ETHS reduces smoking with ‘social norms’ ad campaign

Scott Gordon

While restrictions on smoking have gradually tightened in Evanston this year, Evanston Township High School officials have reduced smoking and drinking among students since 2001, according to the University of Illinois’ Center for Prevention Research and Development (CPRD).

ETHS is now one of the first high schools in the nation to accomplish this with the help of an advertising campaign focused on student perceptions and social norms.

The campaign, called Strength in Numbers and coordinated by ETHS’s Peer Services Department, the CPRD, and The National Social Norms Resource Center, began in May 2001.

A 2001 survey of 2,010 ETHS students showed that 83 percent of the students did not smoke cigarettes and 53 percent of them did not drink. But the students surveyed overestimated the popularity of drinking and smoking among their fellow students — on average, they thought only 15 percent of students did not smoke and that only 8 percent did not drink.

Accordingly, the resource center created ads with the goal of discouraging smoking by informing ETHS students that most of their peers didn’t smoke.

Posters displayed at the school following the 2001 survey carried messages like “Most (8 of 10) Wildkits choose not to smoke cigarettes” and, as surveys in 2002 and 2003 showed decreasing drinking and smoking among students, messages changed to fit the new numbers: “7 out of 10 ETHS students drink non-alcoholic drinks when they hang out with friends” and “I DON’T SMOKE — Just like 88% of ETHS students.”

On the posters, the messages are accompanied with photos of smiling teenagers and fine-print facts about the surveys.

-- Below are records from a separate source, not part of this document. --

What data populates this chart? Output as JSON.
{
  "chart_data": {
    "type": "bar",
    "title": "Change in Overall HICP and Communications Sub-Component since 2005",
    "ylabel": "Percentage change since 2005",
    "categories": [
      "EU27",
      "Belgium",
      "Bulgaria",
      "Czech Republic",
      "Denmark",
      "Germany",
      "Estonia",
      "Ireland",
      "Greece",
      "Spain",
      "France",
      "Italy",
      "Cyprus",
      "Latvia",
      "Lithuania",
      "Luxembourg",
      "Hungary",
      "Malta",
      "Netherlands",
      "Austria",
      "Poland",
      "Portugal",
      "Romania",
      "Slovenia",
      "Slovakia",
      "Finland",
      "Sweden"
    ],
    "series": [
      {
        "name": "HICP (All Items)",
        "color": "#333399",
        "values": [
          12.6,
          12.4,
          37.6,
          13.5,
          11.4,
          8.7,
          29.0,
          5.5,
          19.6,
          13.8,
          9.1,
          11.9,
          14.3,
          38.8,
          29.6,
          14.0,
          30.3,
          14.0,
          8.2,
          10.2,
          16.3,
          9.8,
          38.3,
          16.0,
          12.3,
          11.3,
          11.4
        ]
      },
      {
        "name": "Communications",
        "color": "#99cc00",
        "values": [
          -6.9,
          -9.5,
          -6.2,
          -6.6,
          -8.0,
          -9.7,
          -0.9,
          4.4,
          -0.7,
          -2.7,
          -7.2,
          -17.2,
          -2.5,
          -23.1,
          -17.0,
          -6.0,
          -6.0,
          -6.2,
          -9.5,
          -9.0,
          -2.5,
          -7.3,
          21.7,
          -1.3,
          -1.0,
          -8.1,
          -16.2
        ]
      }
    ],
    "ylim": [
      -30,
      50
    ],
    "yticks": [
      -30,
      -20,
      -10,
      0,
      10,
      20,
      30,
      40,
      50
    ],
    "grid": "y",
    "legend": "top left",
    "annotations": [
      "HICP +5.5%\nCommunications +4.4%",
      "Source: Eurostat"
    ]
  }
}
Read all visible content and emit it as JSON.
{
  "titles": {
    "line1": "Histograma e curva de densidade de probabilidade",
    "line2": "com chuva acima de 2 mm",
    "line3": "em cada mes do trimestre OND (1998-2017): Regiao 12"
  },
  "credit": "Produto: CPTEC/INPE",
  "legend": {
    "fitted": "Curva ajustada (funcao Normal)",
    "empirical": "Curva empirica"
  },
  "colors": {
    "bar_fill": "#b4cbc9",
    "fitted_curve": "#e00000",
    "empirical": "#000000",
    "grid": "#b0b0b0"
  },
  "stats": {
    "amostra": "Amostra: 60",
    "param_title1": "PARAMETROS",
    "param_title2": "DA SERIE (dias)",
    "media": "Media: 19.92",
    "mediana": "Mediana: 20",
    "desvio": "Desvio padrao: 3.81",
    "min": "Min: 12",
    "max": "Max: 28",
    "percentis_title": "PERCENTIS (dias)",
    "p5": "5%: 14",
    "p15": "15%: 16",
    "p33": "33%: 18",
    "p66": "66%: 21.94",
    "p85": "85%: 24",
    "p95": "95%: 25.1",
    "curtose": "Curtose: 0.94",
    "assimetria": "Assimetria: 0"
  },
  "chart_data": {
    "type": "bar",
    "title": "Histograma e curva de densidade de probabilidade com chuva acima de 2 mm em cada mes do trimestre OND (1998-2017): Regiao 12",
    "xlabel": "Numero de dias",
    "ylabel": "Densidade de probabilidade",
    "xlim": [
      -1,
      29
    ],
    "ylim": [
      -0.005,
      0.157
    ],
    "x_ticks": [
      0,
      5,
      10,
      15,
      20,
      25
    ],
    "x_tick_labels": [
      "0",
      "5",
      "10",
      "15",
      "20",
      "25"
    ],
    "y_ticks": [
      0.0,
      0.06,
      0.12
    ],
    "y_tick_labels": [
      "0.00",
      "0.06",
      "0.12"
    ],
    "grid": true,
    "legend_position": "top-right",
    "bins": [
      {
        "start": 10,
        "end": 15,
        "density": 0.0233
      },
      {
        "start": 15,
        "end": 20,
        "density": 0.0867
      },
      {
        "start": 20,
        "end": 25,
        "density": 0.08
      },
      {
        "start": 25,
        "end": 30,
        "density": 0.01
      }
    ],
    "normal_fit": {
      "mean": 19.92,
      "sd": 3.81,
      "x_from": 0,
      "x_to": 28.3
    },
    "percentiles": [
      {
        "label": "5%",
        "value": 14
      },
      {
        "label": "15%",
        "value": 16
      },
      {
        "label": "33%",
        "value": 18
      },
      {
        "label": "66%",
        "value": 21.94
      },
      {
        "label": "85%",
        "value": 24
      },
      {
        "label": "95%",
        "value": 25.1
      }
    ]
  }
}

The campaign also was funded by money from the Illinois Tobacco Settlement, Chicago Community Trust, and Rotary Club of Evanston Lighthouse.

Sara Christensen, community program development coordinator for Peer Services, said “there hasn’t been a lot of research about showing any strategies that have particularly shown any success” previous to the social norms campaign.

“This strategy has a lot of theory and research behind it,” unlike previous anti-smoking advertising efforts at ETHS, Christensen added.

By 2003, ETHS student smoking had decreased to 12 percent and alcohol use to 41 percent. Christensen said she considers this decrease proof that the program works, and that ETHS most likely will continue using the program indefinitely.